I quickly put my dog on her leash, while locating the snake, and then gave her a command to stay back. The snake sat about six feet away, on the side of the road, well camouflaged – yet coiled and ready to strike.
Being familiar with rattlesnakes and their striking distance, I edged closer for a couple of pictures from a safe distance. He decided to retreat and I was happy to let him go on his merry way. The dog and I turned and headed back down the mountain, away from the snake. It was only a few brief moments, that ended with out incident, but it got me thinking.
On the way down I pondered how much rattlesnakes and sin are alike. I am sure I must have heard this in a conference talk or Sunday school lesson before, but I thought about it for a while and figured I’d share my version here.
Snakes and sin can be sneaky
Like the snake, sin is not always apparent. I did not see this snake until I looked. I wasn’t being unsafe, we were walking on the road, I wasn’t looking for snakes, I wasn’t expecting a snake. But it was there, it was hard to see, and it was still dangerous regardless of anything I was doing. Sin isn’t always obvious, it isn’t always something we searched out, it can appear at very unexpected times, and it can be dangerous regardless of our intent or original plans.

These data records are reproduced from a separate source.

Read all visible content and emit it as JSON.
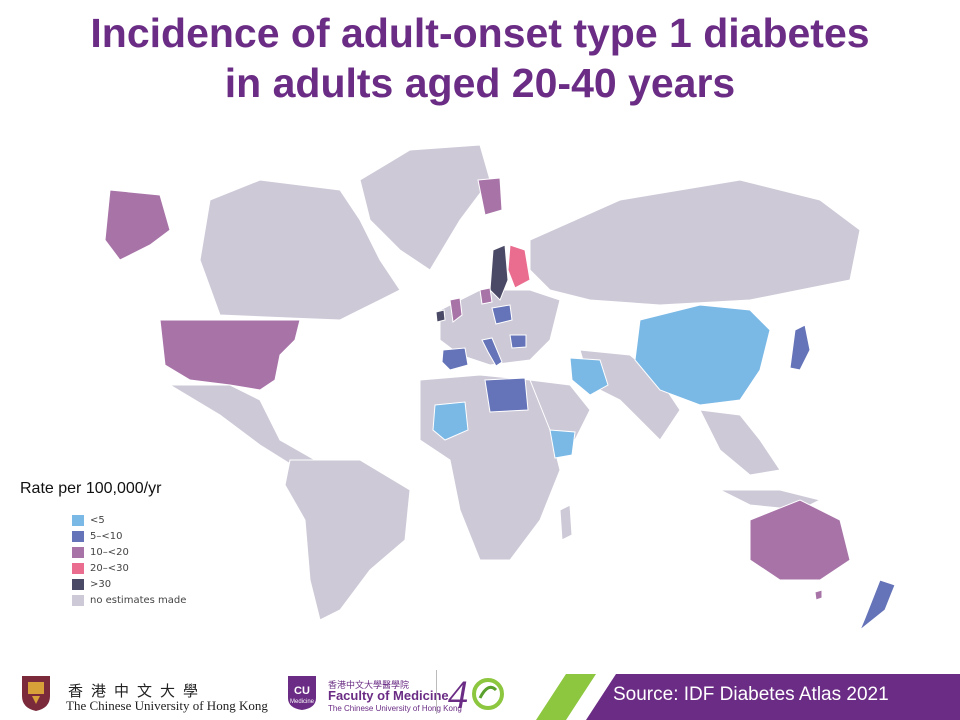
{
  "title": {
    "line1": "Incidence of adult-onset type 1 diabetes",
    "line2": "in adults aged 20-40 years"
  },
  "legend": {
    "title": "Rate per 100,000/yr",
    "items": [
      {
        "label": "<5",
        "color": "#7ab8e6"
      },
      {
        "label": "5–<10",
        "color": "#6573b8"
      },
      {
        "label": "10–<20",
        "color": "#a874a8"
      },
      {
        "label": "20–<30",
        "color": "#ea6d8f"
      },
      {
        "label": ">30",
        "color": "#4b4a66"
      },
      {
        "label": "no estimates made",
        "color": "#cdc9d7"
      }
    ]
  },
  "map_regions": {
    "lt5": [
      "China",
      "Iran",
      "Mali",
      "Ethiopia",
      "Pakistan"
    ],
    "5to10": [
      "Japan",
      "Spain",
      "Italy",
      "Libya",
      "Poland",
      "New Zealand"
    ],
    "10to20": [
      "United States",
      "Alaska",
      "Australia",
      "United Kingdom",
      "Denmark"
    ],
    "20to30": [
      "Finland"
    ],
    "gt30": [
      "Sweden",
      "Ireland"
    ]
  },
  "footer": {
    "cuhk_cn": "香港中文大學",
    "cuhk_en": "The Chinese University of Hong Kong",
    "fom_cn": "香港中文大學醫學院",
    "fom_en": "Faculty of Medicine",
    "fom_sub": "The Chinese University of Hong Kong",
    "cu_badge": "CU Medicine",
    "anniversary": "40",
    "source": "Source: IDF Diabetes Atlas 2021"
  },
  "colors": {
    "title": "#6a2c84",
    "source_bar": "#6a2c84",
    "accent_green": "#8dc63f"
  }
}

Snakes are patient, and so is Satan
The snake didn’t want to bite us. Rattlesnakes prefer to avoid encounters with other predators, and would rather preserve their venom for hunting purposes when they know they can make a killing strike. I fear that sometimes Satan plays the same game. Sometimes a sin, or a small dosage of sin, doesn’t hurt us enough to notice. Sometimes Satan wants us to just get close, or have a little taste. He preserves his ability to actually harm us until he is ready, until he feels that we are prey, ready to be taken. Then he strikes.
Rattlesnakes have warnings, and so do sins.
We’ve all been taught about the dangers of snakes and sin. We’ve all been warned. Regardless of those warnings and lessons we will all inevitably run into sin. But there is a second kind of warning that we need to pay even more attention too. Every warning I have been given about rattlesnakes, and every encounter I’ve had before, wouldn’t have made any difference if the snake hadn’t rattled. That moment of warning was crucial to us having a chance to avoid the snake.
Sins have rattles also. At the very least the Light of Christ helps us to know good from evil. But sins also come with many other kinds of rattles. Sometimes it is a feeling that we need to secure ourselves secretly before we proceed. Sometimes, it is looking over our shoulder to check for some unidentified presence before we take the next step. Sometimes it is the negative effects we have seen in others who have already traveled down the path of sin. Sometimes it’s just a feeling in our gut. Sometimes it is that moment when our natural side wants to proceed, but our spiritual side gives us a moment of hesitation. Other times it is that immediate loss of the Spirit as we begin to proceed to sin.
I suppose that, like feeling the Spirit, these sin-rattles are different for every person. Maybe even different for the specific situation we are in. But they are there. Sin does have a rattle. And if we are listening we can hear it’s warning.
I could take this story a lot further in comparing it to sin. I could talk about:
- The effects of snake venom and compare them to the effects of sin.
- How I put myself in more danger creeping closer to get a picture of the snake.
- How I didn’t try and control or even destroy the snake, I just put distance between me and it.
- My dog’s lack of experience and understanding compared to my own.
- How I protected the dog with a leash and a command.
- How I would have needed help to heal from the snake bite, how I would not have been able to heal myself, and how that it is the same with sin.
But much more than any of those, the though that “sins have rattles too” struck me as something we should be very aware of. Something that we should hone our spiritual ear too. Something that can help us live the life we desire . That one moment in which we hear the rattle of sin, is the moment we get to choose to walk away – or risk getting bit.